Backtracking on JSF?

The Harper Government’s most glaring problems relate to plans to acquire 65 F-35 Lightning II Joint Strike Fighters, from Lockheed Martin. Joining the other early JSF adopters would give local contractors lucrative opportunities the government said.


However estimates of the program’s cost, which was already slated to the largest in Canadian military history ballooned, eventually rising fourfold. This forced the Harper Government, - which had skirted elementary procurement procedure by awarding the contract without soliciting competitive bids, - to announce a review of its policy.

Adding further uncertainty to the mix, late last month, a Department of National Defence official told reporters that funds will be made available to extend use of the country’s existing 77 CF-18s by five years to 2025. The hope appears to be to postpone a decision on JSF until after the coming election, scheduled to occur next year. 


Naval programs inch along

Things are going slightly better on the naval front. In 2011 the Harper Government announced the selection of shipyards on Canada’s east and west costs to build up the country’s naval capabilities, as part of its National Shipbuilding Procurement Strategy. Irving Shipbuilding Inc. was chosen to build the $25 billion combat vessel portion, including Arctic patrol ships and a new fleet of surface combatants. Seaspan Marine Corp. was chosen to build $8 billion worth of non-combat craft, notably support ships and science vessels.

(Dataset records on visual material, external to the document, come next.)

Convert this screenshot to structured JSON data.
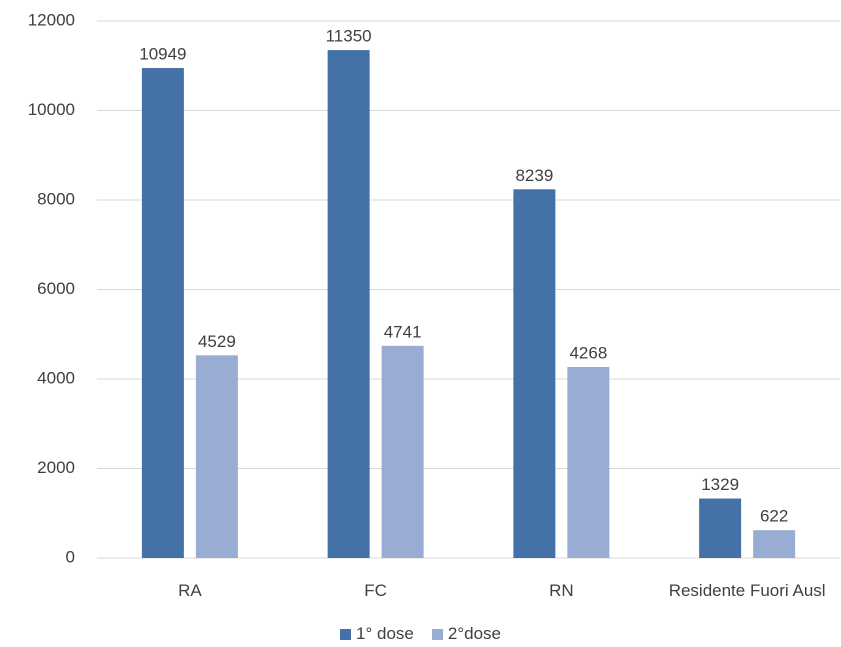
{
  "chart_data": {
    "type": "bar",
    "categories": [
      "RA",
      "FC",
      "RN",
      "Residente Fuori Ausl"
    ],
    "series": [
      {
        "name": "1° dose",
        "color": "#4472a8",
        "values": [
          10949,
          11350,
          8239,
          1329
        ]
      },
      {
        "name": "2°dose",
        "color": "#98acd4",
        "values": [
          4529,
          4741,
          4268,
          622
        ]
      }
    ],
    "ylim": [
      0,
      12000
    ],
    "yticks": [
      0,
      2000,
      4000,
      6000,
      8000,
      10000,
      12000
    ],
    "grid": true,
    "legend": "bottom"
  }
}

These contracts included hundreds of millions of dollars for Irving and Seaspan to upgrade their yards, both of whom have made substantial progress. Earlier this month Seaspan announced the completion of a $170 million modernization of its Vancouver Shipyard facilities.


However in recent months the Harper Government’s decision to commit Canada to the multi-decade effort is starting to look suspect as well. True, that decision, which took place at time when arguably Canada’s largest yard -  the facilities just south of Quebec City currently owned by Davie Shipbuilding were in restructuring,  looked good at the time.

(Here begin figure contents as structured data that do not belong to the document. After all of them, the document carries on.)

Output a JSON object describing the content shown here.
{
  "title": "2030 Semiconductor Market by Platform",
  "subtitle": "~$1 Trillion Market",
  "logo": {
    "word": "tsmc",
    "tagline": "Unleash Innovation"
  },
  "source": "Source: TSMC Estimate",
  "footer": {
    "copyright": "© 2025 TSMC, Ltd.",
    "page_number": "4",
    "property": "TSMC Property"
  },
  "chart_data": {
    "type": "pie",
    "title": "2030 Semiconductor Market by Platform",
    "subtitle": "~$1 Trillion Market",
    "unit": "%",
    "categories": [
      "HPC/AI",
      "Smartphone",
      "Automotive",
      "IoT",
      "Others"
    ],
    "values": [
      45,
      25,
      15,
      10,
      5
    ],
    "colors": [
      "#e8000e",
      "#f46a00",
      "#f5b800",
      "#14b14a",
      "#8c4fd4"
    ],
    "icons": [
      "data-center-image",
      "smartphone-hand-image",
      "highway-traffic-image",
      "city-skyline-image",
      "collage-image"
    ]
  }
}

However an investment team headed by Alex Vicefield, chief executive officer of the Inocea Group, recently re-launched Davie Shipyards and quickly began filling up an attractive order book. Earlier this year Vicefield offered to build one of the NSPS ships - a polar icebreaker, for half the projected cost, saving the country an estimated $500 million. However the Harper Government, hamstrung by its earlier commitments was forced to decline the offer.


Close Combat Vehicles cancelled

On the land front, Harper Government backtracking from Canada First Defence Strategy goals, took the form of outright cancellation of the Close Combat Vehicle (CCV) program, quietly announced days before the Christmas holidays last year. Canada’s backbone light armoured vehicles will thus be its LAV IIIs, which General Dynamics Land Systems is in the process of upgrading.


A risky strategy

In all, the Harper Government’s policy of attacking countries which few Canadians could find on a map, without beefing up the country’s defences, particularly on the homeland security front, appears risky. That lack of readiness played out in spades this fall when Canada was hit by two “terrorist” (a government characterization) attacks.


One suspect, Michael Zehaf-Bibeau, allegedly killed a Canadian Forces Corporal at the gates of Parliament, before he himself was gunned down in the building itself, as politicians cowered under desks inside their offices. In an unrelated incident, a Quebecer, Martin Rouleau-Couture, who allegedly turned to Islam, is accused of running over two Canadian solders in Saint-Jean-sur-Richelieu, home to a Canadian military base.


True, Islamic State forces likely remain too bogged down fighting a two front war with Syria’s Assad regime and the United States to worry much about Canada. However Sun Tzu wrote that one of the best ways to defeat an enemy is to break up its alliances, something a direct attack on Canada might well accomplish, given weak public support for the war.


Right now Harper Government policy appears to consist of praying that Islamic State militants don’t read Sun Tzu.